Par rapport aux élections fédérales de 2017, la part des voix du Parti de gauche a presque diminué de moitié. Il a perdu 4,3 points de pourcentage pour obtenir seulement 4,9 pour cent des voix. Son nombre de sièges est passé de 69 à 39, ce qui en fait de lui et de loin, le plus petit groupe parlementaire du Bundestag, qui est passé à 730 élus. S’il n’avait pas remporté trois députés directement élus – deux à Berlin et un à Leipzig – il n’aurait plus été représenté au nouveau Bundestag, car il n’a pas pu franchir la barre des cinq pour cent requis pour bénéficier de la représentation proportionnelle.

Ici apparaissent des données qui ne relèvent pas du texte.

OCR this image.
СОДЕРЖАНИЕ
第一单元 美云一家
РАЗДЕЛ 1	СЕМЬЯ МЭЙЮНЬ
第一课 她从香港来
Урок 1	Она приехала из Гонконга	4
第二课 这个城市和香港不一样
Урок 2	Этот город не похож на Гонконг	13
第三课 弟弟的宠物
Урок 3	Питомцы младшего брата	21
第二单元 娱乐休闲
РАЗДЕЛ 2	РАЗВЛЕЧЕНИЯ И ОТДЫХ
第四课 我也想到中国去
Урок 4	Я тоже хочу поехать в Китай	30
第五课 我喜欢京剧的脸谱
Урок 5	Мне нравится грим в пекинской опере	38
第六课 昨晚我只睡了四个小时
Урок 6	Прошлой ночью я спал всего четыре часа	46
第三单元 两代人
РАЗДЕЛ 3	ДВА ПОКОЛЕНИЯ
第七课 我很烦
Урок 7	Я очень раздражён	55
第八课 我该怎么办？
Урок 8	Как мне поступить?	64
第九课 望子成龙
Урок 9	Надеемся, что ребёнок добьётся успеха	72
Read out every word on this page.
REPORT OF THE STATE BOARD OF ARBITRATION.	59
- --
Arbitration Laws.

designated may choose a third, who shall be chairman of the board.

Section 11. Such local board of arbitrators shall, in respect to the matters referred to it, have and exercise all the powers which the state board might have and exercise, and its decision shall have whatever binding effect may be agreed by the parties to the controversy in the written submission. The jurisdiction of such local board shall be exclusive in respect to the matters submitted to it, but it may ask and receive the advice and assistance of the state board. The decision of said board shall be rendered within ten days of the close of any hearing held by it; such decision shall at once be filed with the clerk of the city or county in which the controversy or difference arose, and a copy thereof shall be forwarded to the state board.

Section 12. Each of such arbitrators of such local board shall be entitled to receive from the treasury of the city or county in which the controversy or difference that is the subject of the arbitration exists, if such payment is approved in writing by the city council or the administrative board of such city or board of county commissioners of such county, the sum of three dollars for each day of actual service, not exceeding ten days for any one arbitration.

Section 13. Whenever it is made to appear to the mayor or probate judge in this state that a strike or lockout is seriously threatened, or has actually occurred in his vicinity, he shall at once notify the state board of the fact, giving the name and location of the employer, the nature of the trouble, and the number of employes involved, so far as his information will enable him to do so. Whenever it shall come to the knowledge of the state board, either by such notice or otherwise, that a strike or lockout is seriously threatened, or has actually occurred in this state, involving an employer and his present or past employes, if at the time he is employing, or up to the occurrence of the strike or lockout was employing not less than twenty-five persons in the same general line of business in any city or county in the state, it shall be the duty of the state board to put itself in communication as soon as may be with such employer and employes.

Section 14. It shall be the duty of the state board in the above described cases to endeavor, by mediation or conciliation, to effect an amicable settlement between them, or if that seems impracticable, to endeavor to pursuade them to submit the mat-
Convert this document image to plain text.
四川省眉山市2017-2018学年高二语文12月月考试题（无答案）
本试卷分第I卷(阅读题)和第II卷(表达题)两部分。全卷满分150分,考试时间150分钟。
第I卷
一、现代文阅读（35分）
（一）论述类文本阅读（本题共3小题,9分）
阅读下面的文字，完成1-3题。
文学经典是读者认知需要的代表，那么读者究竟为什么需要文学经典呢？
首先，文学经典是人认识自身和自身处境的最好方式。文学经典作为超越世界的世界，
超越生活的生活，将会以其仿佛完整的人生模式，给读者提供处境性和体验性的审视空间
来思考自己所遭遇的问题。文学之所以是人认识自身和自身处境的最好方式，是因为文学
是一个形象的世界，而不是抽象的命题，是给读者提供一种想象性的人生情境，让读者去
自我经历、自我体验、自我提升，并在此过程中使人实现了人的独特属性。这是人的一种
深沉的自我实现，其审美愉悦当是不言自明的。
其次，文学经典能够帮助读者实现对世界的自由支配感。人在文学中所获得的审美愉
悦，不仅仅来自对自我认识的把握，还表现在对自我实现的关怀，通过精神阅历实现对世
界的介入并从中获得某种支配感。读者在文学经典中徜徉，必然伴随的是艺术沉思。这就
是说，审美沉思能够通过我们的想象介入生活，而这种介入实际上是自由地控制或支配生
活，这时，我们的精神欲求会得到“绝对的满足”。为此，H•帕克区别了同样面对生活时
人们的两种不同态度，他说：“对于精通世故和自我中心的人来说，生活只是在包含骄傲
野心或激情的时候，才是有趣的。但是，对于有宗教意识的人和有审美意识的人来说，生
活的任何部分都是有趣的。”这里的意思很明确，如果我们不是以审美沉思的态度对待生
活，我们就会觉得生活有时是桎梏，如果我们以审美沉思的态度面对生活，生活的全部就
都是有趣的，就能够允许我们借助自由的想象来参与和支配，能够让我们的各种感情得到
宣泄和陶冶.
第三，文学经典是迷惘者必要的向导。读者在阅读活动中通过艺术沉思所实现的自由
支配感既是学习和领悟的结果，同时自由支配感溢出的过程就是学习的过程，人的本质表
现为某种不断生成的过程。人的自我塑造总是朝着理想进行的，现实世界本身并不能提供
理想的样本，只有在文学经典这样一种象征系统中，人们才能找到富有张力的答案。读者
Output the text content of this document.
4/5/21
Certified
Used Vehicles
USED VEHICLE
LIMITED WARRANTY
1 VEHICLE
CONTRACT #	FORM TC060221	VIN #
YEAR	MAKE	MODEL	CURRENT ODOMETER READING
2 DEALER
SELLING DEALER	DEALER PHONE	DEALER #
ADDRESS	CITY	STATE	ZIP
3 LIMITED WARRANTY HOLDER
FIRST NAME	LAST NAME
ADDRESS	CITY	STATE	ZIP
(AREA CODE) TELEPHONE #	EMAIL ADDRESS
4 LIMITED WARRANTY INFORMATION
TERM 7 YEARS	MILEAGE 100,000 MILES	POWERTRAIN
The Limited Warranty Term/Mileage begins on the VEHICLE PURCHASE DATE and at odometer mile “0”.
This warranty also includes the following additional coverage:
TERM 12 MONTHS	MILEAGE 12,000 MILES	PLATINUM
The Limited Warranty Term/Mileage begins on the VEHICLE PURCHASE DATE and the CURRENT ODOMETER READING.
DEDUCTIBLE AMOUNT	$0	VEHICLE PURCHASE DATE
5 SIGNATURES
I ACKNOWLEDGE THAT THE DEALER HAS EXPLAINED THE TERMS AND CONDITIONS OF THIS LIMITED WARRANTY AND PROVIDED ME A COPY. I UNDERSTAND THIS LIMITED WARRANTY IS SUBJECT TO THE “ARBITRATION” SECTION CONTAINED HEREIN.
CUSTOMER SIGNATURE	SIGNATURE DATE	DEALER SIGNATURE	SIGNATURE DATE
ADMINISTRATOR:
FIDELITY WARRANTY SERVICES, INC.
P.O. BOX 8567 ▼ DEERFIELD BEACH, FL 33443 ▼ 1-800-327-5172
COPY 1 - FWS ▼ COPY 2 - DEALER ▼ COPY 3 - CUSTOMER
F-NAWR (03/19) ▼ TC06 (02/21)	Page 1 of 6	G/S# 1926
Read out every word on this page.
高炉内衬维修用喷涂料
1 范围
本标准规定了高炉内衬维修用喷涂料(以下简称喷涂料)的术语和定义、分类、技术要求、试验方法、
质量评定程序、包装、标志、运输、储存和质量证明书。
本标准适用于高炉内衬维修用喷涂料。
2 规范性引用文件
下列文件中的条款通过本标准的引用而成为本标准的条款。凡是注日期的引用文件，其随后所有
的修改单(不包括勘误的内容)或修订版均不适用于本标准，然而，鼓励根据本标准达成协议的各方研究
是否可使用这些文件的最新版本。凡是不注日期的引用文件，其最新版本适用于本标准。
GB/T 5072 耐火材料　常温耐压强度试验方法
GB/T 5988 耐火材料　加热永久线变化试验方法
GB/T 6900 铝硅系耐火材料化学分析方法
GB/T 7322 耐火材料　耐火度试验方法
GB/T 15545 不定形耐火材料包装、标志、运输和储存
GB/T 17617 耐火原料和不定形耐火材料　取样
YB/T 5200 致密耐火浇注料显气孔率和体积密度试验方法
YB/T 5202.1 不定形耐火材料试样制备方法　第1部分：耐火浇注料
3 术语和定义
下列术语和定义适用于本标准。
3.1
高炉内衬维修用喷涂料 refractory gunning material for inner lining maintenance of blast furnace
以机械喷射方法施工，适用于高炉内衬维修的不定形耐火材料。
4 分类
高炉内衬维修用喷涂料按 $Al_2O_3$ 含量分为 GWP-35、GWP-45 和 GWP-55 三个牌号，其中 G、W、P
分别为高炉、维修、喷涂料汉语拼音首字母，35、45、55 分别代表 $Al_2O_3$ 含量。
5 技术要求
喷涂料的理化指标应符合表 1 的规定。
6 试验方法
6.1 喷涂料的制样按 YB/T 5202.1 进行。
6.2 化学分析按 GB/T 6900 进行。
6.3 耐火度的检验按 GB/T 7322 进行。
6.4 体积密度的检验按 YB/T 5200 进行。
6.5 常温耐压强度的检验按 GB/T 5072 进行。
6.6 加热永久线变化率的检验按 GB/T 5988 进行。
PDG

Les pertes de voix sont réparties dans tous les Länder (régions) et touchent toutes les tendances politiques du Parti de gauche. Elles sont particulièrement spectaculaires dans les cinq Länder de l’Est, anciens fiefs du parti. Ici, il n’a obtenu en moyenne que de 9,8 pour cent des voix. Ce n’est qu’en Thuringe (11,4) et au Mecklembourg-Poméranie occidental (11,1) qu’il a encore obtenu des résultats à deux chiffres. En Thuringe, où le Parti de gauche a occupé le poste de premier ministre du Land pendant sept ans en la personne de Bodo Ramelow, il n’était qu’en quatrième position derrière l’AfD (24), les sociaux-démocrates (23,4) et la CDU (16,9).

Le Parti de gauche a également perdu massivement à l’ouest. En Rhénanie du Nord-Westphalie, où Sahra Wagenknecht était la tête de liste, son score a été seulement 3,7 pour cent, en baisse de 3,8 points.

Lors des élections aux parlements des Länder de Berlin et du Mecklembourg-Poméranie occidental, le Parti de gauche a également subi des pertes, mais pas au même degré que pour les élections nationales. À Berlin, son résultat a baissé de 1,6 point à 14 pour cent, et dans le Mecklembourg-Poméranie occidental, de 3,3 points pour atteindre 9,9 pour cent.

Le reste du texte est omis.